No, we see in our Gospel the kindness and compassion of Jesus and His eagerness to provide for soul and body.  And so we learn here to trust in Jesus to provide.  He has already provided atonement for all sins, to redeem both our soul and our body from hell.  He has already provided His Spirit in the Gospel to call you to faith in Him, to dwell among you and to work among you through Word and Sacrament.

If He has already provided all this for our eternal welfare, then trust in Him also to provide for all your earthly needs.  If you don’t see how He will provide, well, you don’t have to see.  The disciples didn’t see how Jesus could possibly feed four thousand people in the middle of the desert.  That didn’t stop Jesus from providing.  Reason has to see.  Reason has to know and understand and have it all laid out before your eyes.  But faith says, even though I can’t see right now, even though it seems impossible right now, God has promised, and that is that.

He has already provided for us here at Emmanuel—for our families and for our church, for our souls and for our bodies.  He has done it in ways that no one could have imagined even a year ago.  And He will do it. Because God is faithful, and His mercies are new every morning.

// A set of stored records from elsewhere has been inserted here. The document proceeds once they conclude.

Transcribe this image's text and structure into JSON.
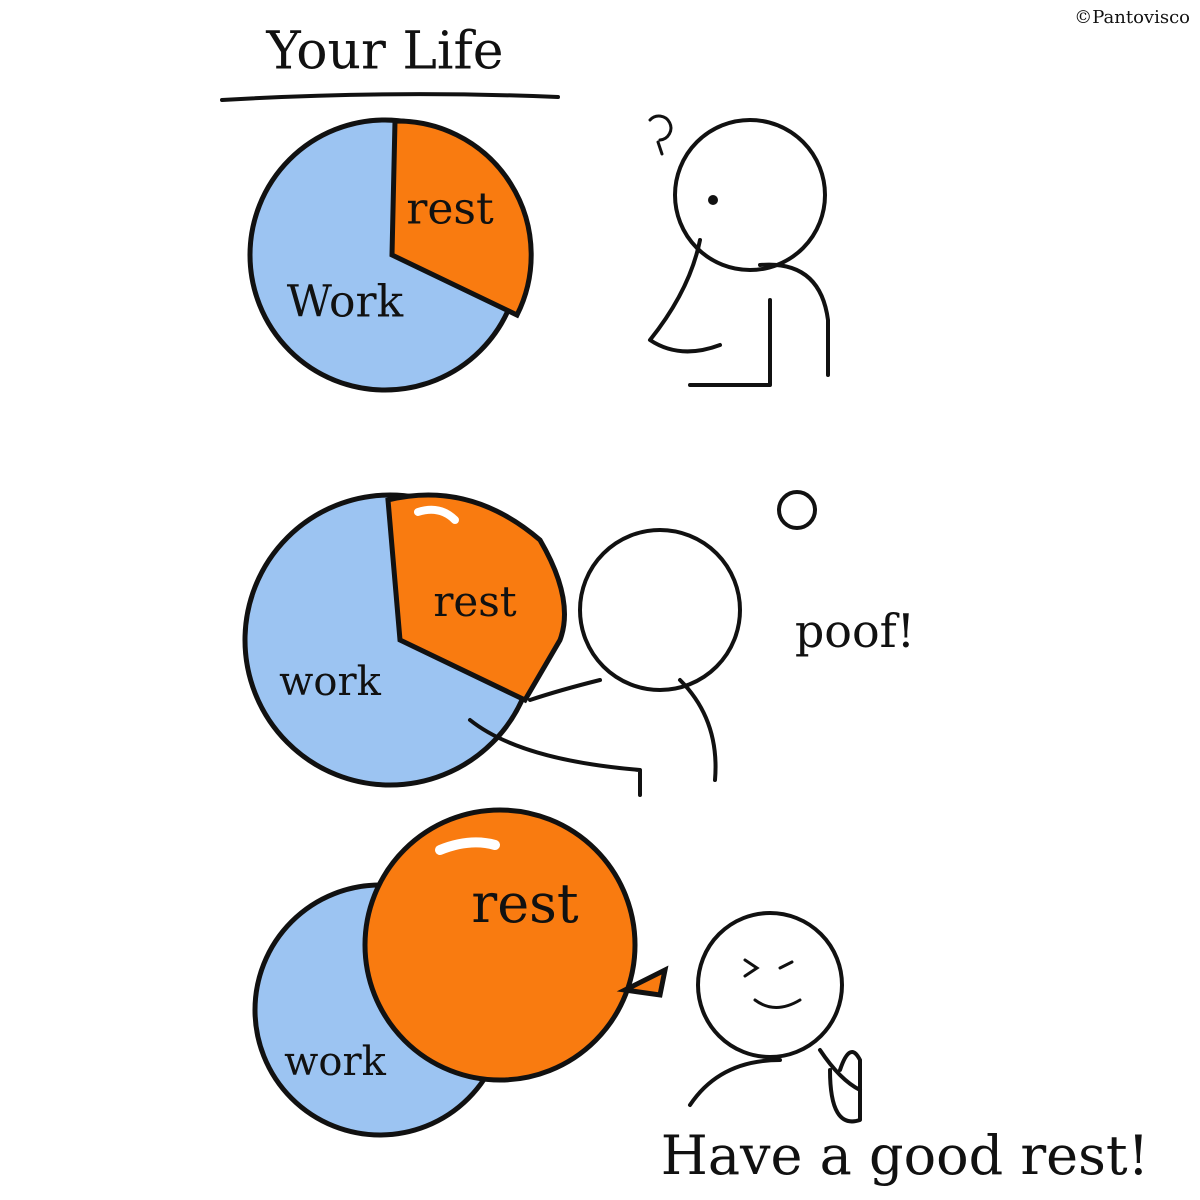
{
  "credit": "©Pantovisco",
  "title": "Your Life",
  "panels": [
    {
      "rest_label": "rest",
      "work_label": "Work"
    },
    {
      "rest_label": "rest",
      "work_label": "work",
      "sound": "poof!"
    },
    {
      "rest_label": "rest",
      "work_label": "work",
      "caption": "Have a good rest!"
    }
  ]
}
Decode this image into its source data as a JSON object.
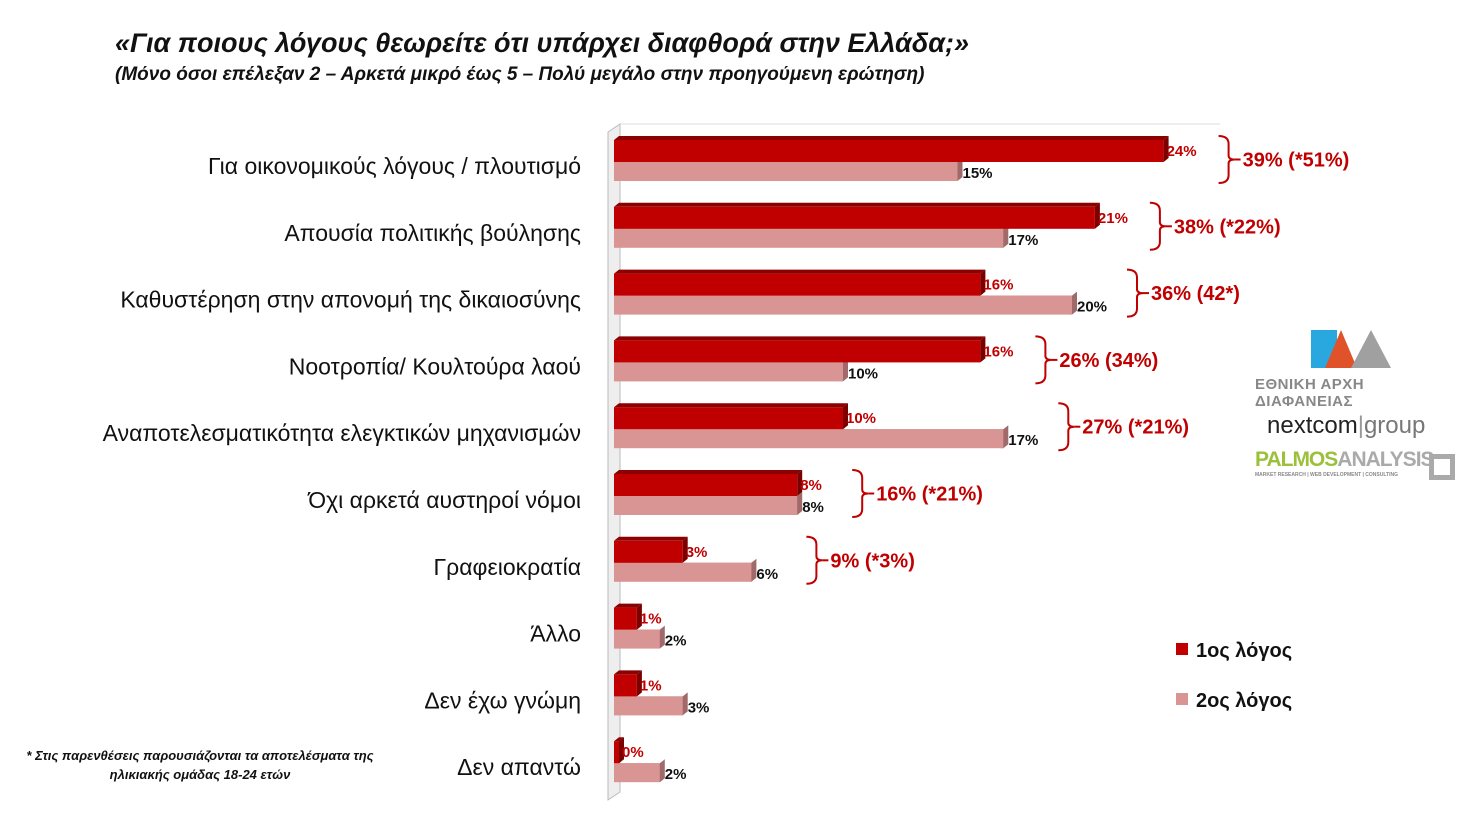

If God has taken it upon Himself to worry about our souls and our bodies, then we are left to worry about neither.  Instead, we are left to thank God, with heart and hands and voices.  We are left to rejoice in God’s compassion and in God’s forgiveness.  We are left, as Jesus says in Matthew chapter 6, to seek first the kingdom of God and His righteousness, and all these things shall be added to you.  Let your concern be for God’s Word, for Christ’s righteousness, and for eternal life as God’s gift to you in Christ Jesus.  Let your concern be for serving your neighbor and providing for his needs, since you know that the same God who loved you enough to give His Son for you, will also graciously give you all things, out of pure fatherly goodness. Peace be with you.  Amen.